Another related topic is isomers. Hydrocarbon variations that differ only in the arrangement of atoms are called isomers. Isomers are very important in biology. The preference for some isomers of molecules that are used in the base metabolism of living beings and biological systems shows us that the existence of life is not without certain intentions and willpower. For example, only the D form isomer of glucose can be used by biological systems. Similarly when the C vitamins are produced synthetically in the lab environment, 50% of those are isomers. Because only one of the isomers is biologically active, our body can use only %50 of the C vitamins we buy from the drug stores.

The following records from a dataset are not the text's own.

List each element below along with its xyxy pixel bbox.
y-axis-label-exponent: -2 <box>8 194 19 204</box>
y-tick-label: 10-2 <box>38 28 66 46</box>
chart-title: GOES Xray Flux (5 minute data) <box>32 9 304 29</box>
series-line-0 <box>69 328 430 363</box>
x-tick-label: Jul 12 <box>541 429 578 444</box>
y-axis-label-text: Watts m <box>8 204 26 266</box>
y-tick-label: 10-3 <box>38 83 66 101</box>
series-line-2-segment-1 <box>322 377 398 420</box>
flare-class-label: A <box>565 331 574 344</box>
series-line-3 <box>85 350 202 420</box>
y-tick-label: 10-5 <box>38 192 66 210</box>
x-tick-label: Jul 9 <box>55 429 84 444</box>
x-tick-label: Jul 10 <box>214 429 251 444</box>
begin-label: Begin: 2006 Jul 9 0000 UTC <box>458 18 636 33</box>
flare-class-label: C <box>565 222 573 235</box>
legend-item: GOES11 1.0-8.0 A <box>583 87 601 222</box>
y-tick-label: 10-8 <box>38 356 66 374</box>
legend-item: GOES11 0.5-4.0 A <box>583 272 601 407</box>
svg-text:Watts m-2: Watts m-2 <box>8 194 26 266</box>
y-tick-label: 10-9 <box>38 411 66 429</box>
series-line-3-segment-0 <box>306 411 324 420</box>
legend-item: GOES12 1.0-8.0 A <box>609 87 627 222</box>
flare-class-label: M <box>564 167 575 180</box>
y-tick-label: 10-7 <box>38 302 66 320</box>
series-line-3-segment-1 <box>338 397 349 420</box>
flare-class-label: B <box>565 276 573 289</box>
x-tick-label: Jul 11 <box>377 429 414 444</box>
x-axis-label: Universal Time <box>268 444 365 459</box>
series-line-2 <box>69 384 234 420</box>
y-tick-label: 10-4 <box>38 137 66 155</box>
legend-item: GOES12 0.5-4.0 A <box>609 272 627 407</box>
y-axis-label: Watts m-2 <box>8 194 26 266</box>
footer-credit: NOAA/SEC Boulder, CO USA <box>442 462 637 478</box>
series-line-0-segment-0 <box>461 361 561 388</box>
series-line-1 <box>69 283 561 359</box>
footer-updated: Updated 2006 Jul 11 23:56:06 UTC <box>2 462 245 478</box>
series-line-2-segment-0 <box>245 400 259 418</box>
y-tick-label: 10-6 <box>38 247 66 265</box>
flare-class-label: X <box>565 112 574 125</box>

To stay alive, the human body needs water, air and nutrition from the outside world. It is very important that the nutrition we take has enough elements like iron, zinc ant iodine in it. These elements take place in certain enzymes and molecules, which are important for some proteins and hormones to work properly. For example not having enough iodine in our nutrition can cause an enlargement of the thyroid, which shows up as an abnormal swelling in the neck called a goiter. This illness can be seen more often in mountainous regions where the soil has less iodine because the rainwater washes it away. This reflects on the vegetation and fruits grown in the region and causes the body to not produce enough thyroid hormones. When iodine in nutrition is less than a certain amount it can even slow down the brain development. Similarly iron deficiency causes anemia and zinc deficiency causes growth retardation.

In summary, the magical order and amazing complexity in nature is based on a few molecules, which are arranged in different shapes, orders and in different quantities.

It is one of the miracles of creation that all complex organizations and structures, which even have different specifications, are made from very basic building blocks. The science of complexity (chaos theory, fractal geometries, etc.) has begun to research how God, who is able to make one thing from everything and everything from one thing, has created these astonishing complex beings from very basic and plain molecules. This research to understand how this amazing order and complexity exists will open new doors for the 21'st century science.


References

Crawford, M. and Marsh, D. (1989). The Driving Force: Food in Evolution and the Future. Mandarin paperbacks.. Octopus publishing Group. London.
L. Vlasov & D. Trifonov, 107 Stories About Chemistry, Translator : Nihal Sarier. TUBITAK Populer bilim kitaplari No: 26, ANKARA.